Teneffüs zili çalınca öğrenciler bahçeye, öğretmenler dinlenme odasına koşarlar, hocamız ise abdesti yoksa alır, hademe odasındaki, üstüne bir pamuktan dokuma seccade yerleştirilmiş tahta divana çıkar ve namaza dururdu. Ben ve Ali Osman [Koçkuzu] fırsat buldukça o odaya gider, hem sobanın başında ısınır, hem de hocamızı seyrederdik. Selâm verince bazan kendisiyle bir işimizin olup olmadığını sorardı; varsa onunla meşgul olurdu, yoksa kalkar namazına devam eder, zil çalınca derse giderdi. Bazan sınıfta yazılı imtihan yaparken bile seccade getirtip sererek namaz kıldığı olmuştur. Onun düşüncesine göre yazılı imtihan olan öğrenciler yazmakla meşgul iken hoca niçin boş durmalıydı? Ya okumalı, ya namaz kılmalıydı. Öğrencileri gözetlemek gerekmezdi; çünkü Müslüman kopya çekmezdi.
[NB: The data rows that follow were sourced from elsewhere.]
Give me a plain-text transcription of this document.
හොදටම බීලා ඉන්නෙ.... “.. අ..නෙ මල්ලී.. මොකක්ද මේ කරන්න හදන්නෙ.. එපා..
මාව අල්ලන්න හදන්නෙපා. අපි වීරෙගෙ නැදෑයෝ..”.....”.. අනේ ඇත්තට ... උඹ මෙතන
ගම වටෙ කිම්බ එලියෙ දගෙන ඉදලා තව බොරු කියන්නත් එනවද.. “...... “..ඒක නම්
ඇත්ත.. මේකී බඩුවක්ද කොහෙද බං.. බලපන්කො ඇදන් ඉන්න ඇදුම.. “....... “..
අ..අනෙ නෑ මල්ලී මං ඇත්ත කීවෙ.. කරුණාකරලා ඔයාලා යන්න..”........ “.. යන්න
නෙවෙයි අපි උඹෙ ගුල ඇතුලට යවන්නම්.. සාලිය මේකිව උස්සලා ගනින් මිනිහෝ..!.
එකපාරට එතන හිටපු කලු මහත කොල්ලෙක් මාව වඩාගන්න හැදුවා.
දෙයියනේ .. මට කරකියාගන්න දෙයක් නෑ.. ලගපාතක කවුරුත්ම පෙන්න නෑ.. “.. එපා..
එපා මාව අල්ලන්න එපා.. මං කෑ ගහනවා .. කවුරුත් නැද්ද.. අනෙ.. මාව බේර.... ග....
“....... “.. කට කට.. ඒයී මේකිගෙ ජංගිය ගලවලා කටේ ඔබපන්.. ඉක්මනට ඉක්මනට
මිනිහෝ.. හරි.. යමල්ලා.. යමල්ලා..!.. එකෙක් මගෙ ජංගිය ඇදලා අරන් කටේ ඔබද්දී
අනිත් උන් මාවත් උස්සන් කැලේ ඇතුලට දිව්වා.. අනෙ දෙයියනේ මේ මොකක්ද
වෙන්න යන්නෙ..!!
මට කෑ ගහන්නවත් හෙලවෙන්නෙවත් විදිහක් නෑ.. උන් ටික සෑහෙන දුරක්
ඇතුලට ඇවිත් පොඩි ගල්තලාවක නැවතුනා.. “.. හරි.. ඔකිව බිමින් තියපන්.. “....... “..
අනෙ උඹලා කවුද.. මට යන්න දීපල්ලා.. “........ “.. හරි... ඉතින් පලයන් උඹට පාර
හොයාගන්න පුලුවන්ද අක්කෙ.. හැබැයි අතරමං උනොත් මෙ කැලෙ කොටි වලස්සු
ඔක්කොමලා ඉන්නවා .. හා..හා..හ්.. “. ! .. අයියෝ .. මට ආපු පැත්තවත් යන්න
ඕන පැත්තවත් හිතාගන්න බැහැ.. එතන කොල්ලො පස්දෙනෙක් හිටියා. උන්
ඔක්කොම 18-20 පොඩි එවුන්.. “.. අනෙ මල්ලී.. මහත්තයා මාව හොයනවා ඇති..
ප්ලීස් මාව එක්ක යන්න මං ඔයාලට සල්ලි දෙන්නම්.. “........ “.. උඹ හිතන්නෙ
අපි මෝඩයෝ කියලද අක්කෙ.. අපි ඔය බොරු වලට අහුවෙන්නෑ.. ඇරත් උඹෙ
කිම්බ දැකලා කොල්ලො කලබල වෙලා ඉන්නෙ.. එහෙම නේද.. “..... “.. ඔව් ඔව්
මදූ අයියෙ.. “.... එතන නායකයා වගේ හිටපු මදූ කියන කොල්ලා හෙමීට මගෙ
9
Sevgili hocamız 5 Şubat 1960 Cuma sabahı, namazını kıldıktan sonra, ömrü boyunca namaz sayesinde vuslatını yaşayarak mutlu olduğu Rabbine, Allah’ın has kullarının rehberi, Âhirzaman Peygamberi, Kâinatın Serveri, Allah’ın sevgilisi Efendimizin peşinde vuslatın ebedîleştiği saadet âlemine göçmüştür.